🤖 AI Summary
This work addresses the challenge of mounting stealthy yet effective attacks in monitored multi-agent systems, where existing methods are often detected and blocked by anomaly detection mechanisms due to their lack of subtlety. For the first time, this study systematically investigates the feasibility of covert attacks under surveillance and proposes a novel attack framework that explicitly models the anomaly detection mechanism, analyzes agent behaviors, and incorporates a strategic agent selection algorithm to evade monitoring while achieving successful infiltration. Experimental results demonstrate that the proposed approach significantly outperforms current attack strategies across diverse monitoring configurations.

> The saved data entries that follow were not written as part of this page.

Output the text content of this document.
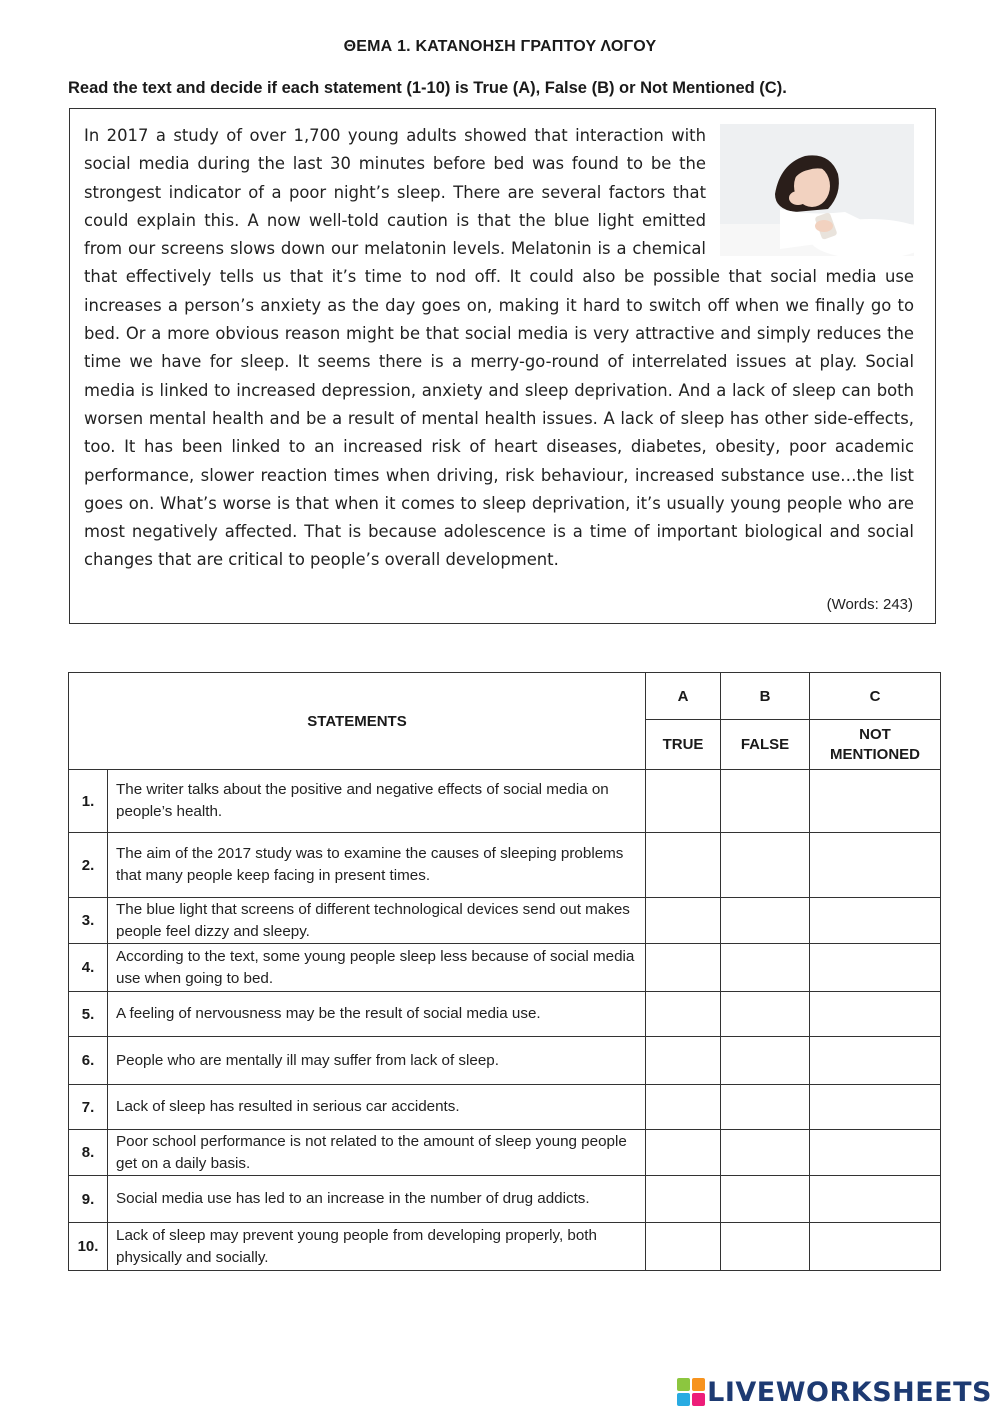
ΘΕΜΑ 1. ΚΑΤΑΝΟΗΣΗ ΓΡΑΠΤΟΥ ΛΟΓΟΥ
Read the text and decide if each statement (1-10) is True (A), False (B) or Not Mentioned (C).
In 2017 a study of over 1,700 young adults showed that interaction with social media during the last 30 minutes before bed was found to be the strongest indicator of a poor night’s sleep. There are several factors that could explain this. A now well-told caution is that the blue light emitted from our screens slows down our melatonin levels. Melatonin is a chemical that effectively tells us that it’s time to nod off. It could also be possible that social media use increases a person’s anxiety as the day goes on, making it hard to switch off when we finally go to bed. Or a more obvious reason might be that social media is very attractive and simply reduces the time we have for sleep. It seems there is a merry-go-round of interrelated issues at play. Social media is linked to increased depression, anxiety and sleep deprivation. And a lack of sleep can both worsen mental health and be a result of mental health issues. A lack of sleep has other side-effects, too. It has been linked to an increased risk of heart diseases, diabetes, obesity, poor academic performance, slower reaction times when driving, risk behaviour, increased substance use…the list goes on. What’s worse is that when it comes to sleep deprivation, it’s usually young people who are most negatively affected. That is because adolescence is a time of important biological and social changes that are critical to people’s overall development.
(Words: 243)
STATEMENTS		A	B	C
		TRUE	FALSE	NOT MENTIONED
1.	The writer talks about the positive and negative effects of social media on people’s health.			
2.	The aim of the 2017 study was to examine the causes of sleeping problems that many people keep facing in present times.			
3.	The blue light that screens of different technological devices send out makes people feel dizzy and sleepy.			
4.	According to the text, some young people sleep less because of social media use when going to bed.			
5.	A feeling of nervousness may be the result of social media use.			
6.	People who are mentally ill may suffer from lack of sleep.			
7.	Lack of sleep has resulted in serious car accidents.			
8.	Poor school performance is not related to the amount of sleep young people get on a daily basis.			
9.	Social media use has led to an increase in the number of drug addicts.			
10.	Lack of sleep may prevent young people from developing properly, both physically and socially.			
LIVEWORKSHEETS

These findings reveal that reliance on monitoring alone is insufficient to ensure system security and underscore the critical need for adversarial-aware defensive mechanisms.
📝 Abstract
Multi-agent discussions have been widely adopted, motivating growing efforts to develop attacks that expose their vulnerabilities. In this work, we study a practical yet largely unexplored attack scenario, the discussion-monitored scenario, where anomaly detectors continuously monitor inter-agent communications and block detected adversarial messages. Although existing attacks are effective without discussion monitoring, we show that they exhibit detectable patterns and largely fail under such monitoring constraints. But does this imply that monitoring alone is sufficient to secure multi-agent discussions? To answer this question, we develop a novel attack method explicitly tailored to the discussion-monitored scenario. Extensive experiments demonstrate that effective attacks remain possible even under continuous monitoring, indicating that monitoring alone does not eliminate adversarial risks.